BA: I was with Paul Bley and Chick and Dave were with Miles, and when Miles started to get into the Bitches Brew style of playing, they didn't want to get into that particularly. They wanted to play acoustically, and freer. So they called me to form a trio, which I did. That trio lasted about a year-and-a- half, and that was great. Then one day, somehow Chick and Anthony met. We had a gig as a trio at the Village Vanguard, and Anthony came down to the club and Chick invited him to play. That was the first time Circle got together. Chick asked Dave and I how we felt about Anthony joining the band, and that's how it became Circle.

AAJ: It's interesting to me that Chick would've felt that the electronic palette Miles was into wasn't the right thing, because not only would he embrace it later, but what he was getting into by playing inside the piano and augmenting the instrumentation wasn't that far a reach coloristically.

BA: At the time, Chick was into macrobiotics and feeling very pure about things, and he wanted it to be so in the music also. It was more the pure instrumentation and getting into what was happening organically. Afterwards, he wanted to be more commercially-minded as far as making a name and more money (not necessarily coming off an artistic thing), and he embraced other things. Then he got involved in certain philosophies [Scientology], and I don't think that was the reason he started to play different music, but it did make him realize more of what he wanted deep down inside. I guess that's how I could put it.

align=center>Barry Altschul

Barry Altschul, 1976



AAJ: Was there any correlation between Paul Bley's increased use of electronics and your leaving that group for a time?

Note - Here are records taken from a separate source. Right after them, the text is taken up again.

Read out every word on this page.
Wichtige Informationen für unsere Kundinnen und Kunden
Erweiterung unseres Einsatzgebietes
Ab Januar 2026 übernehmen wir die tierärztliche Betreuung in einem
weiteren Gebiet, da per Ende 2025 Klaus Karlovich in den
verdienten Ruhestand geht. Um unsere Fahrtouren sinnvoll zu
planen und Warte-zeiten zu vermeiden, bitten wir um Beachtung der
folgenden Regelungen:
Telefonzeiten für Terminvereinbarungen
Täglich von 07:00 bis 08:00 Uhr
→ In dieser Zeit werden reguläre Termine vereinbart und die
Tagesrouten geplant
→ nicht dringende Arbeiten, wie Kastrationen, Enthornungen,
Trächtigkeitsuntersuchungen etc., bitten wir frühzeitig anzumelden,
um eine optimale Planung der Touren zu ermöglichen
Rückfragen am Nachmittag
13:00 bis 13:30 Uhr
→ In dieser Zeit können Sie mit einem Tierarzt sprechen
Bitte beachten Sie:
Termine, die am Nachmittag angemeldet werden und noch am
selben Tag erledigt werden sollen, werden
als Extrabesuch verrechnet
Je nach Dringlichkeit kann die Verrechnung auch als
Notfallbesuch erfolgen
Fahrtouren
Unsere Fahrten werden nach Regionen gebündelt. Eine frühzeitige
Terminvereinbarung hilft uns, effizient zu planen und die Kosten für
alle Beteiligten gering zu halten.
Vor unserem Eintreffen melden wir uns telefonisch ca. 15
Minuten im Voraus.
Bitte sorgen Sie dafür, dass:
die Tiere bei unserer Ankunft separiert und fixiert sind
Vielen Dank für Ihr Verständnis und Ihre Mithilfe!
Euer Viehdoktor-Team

BA: No, no, as a matter of fact it's because of the Paul Bley experience of electronics! [laughs] At the time it was a big Moog synthesizer, and everything had to be patched and it took hours and hours and hours! To perform with that on the road was really a bitch, I have to say.



Now, where I went with that was, "I could get that sound by using a flexatone," so part of the percussion I chose to use was what I felt had electronic-like sounds. Shaking a piece of metal or these kinds of things, you know. One time I was on the road with twenty cases of instruments.

AAJ: It's interesting how a lot of European electronic music—and the influence goes both ways—is about finding ways to produce sounds beyond the palette of traditional instruments, yet traditional instruments were finding ways to expand their reach as well.

BA: Yeah, there was this improvising group called Musica Elettronica Viva with, among others, Frederic Rzewski and Ursula Oppens, these great pianists. There was Robert Ashley, the great composer [from Sonic Arts Union], all these cats—that was also a peripheral crowd and I met all of these people through working with Braxton. That was another part of the community, and all of these ideas were being exchanged—it was a real creative period. People were mixing electronics in and finding new sounds, eliminating bar lines from composition and dealing with non-metered music, all kinds of stuff.

AAJ: I'd like to get back to your own composing. When did you first get interested in that?

BA: I actually didn't start writing until Circle, when I became encouraged to write by Chick and Braxton and Dave—"You should write, too." The first writing that I actually considered decent was for the You Can't Name Your Own Tune (Muse, 1977) album.